When patients get dental braces, the appliances do require adjustments to a number of different aspects of a patient’s lifestyle. Those orthodontic patients who play musical instruments should be prepared for a brief period in which they acclimate to playing while wearing appliances. Patients usually get used to the situation in a week or two.
During that time period, these musicians may also want to schedule a few extra practice sessions to help them get more comfortable playing the instrument while wearing braces.
If you do experience continued discomfort while playing your instrument, your orthodontist can make suggestions to remedy those effects. For example, many patients find it helpful to wear wax on their brackets while performing or practicing.
Certain recommendations may be specific to your instrument. Wearing braces will have a different effect on a flute player in comparison to a clarinet player in comparison to a trumpet or trombone player. As a result, your orthodontist may want to tailor the intervention in accordance with your instrument.
When planning for your time in orthodontic appliances, it’s also important to work with your orthodontist to identify and address other potential problems. For example, you should clearly understand what foods you can and cannot eat during treatment so that you can avoid damaging the brackets and wires.

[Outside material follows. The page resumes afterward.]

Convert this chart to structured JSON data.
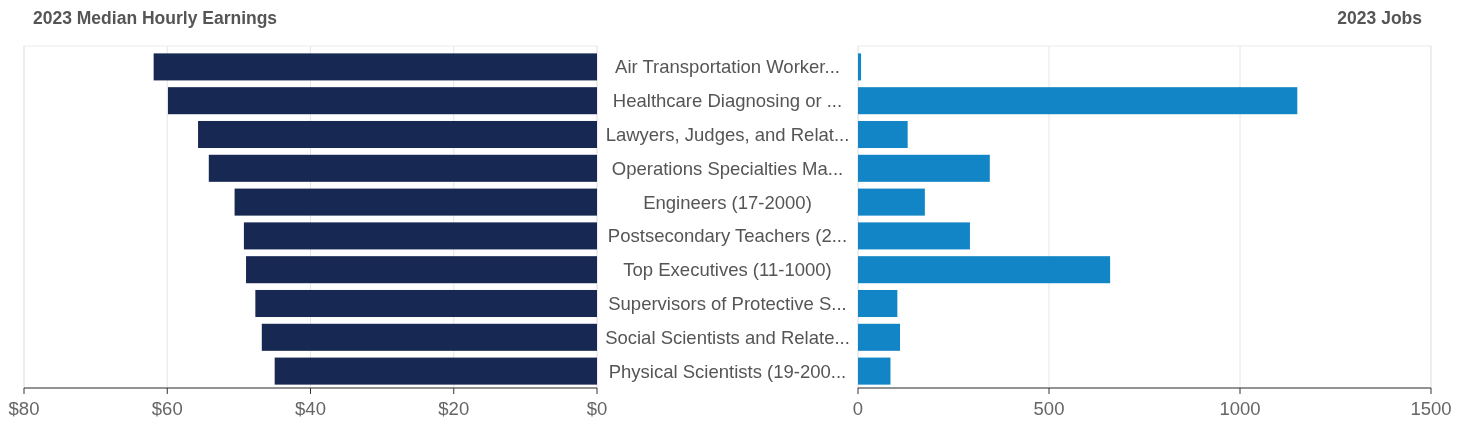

Some patients also have mild discomfort for a short time after an appointment during which the braces are placed on the teeth or adjusted to promote the desired movement. Patients should also plan for this possible outcome. In most cases, any discomfort can be managed with over-the-counter painkillers, but you should also get your orthodontist’s advice for managing discomfort.
After you take a week or two to adjust to your braces, the appliances should have minimal effects on your ability to continue to play your musical instrument. If you have ongoing problems, contact your orthodontist’s office for some guidance on how to correct the issue.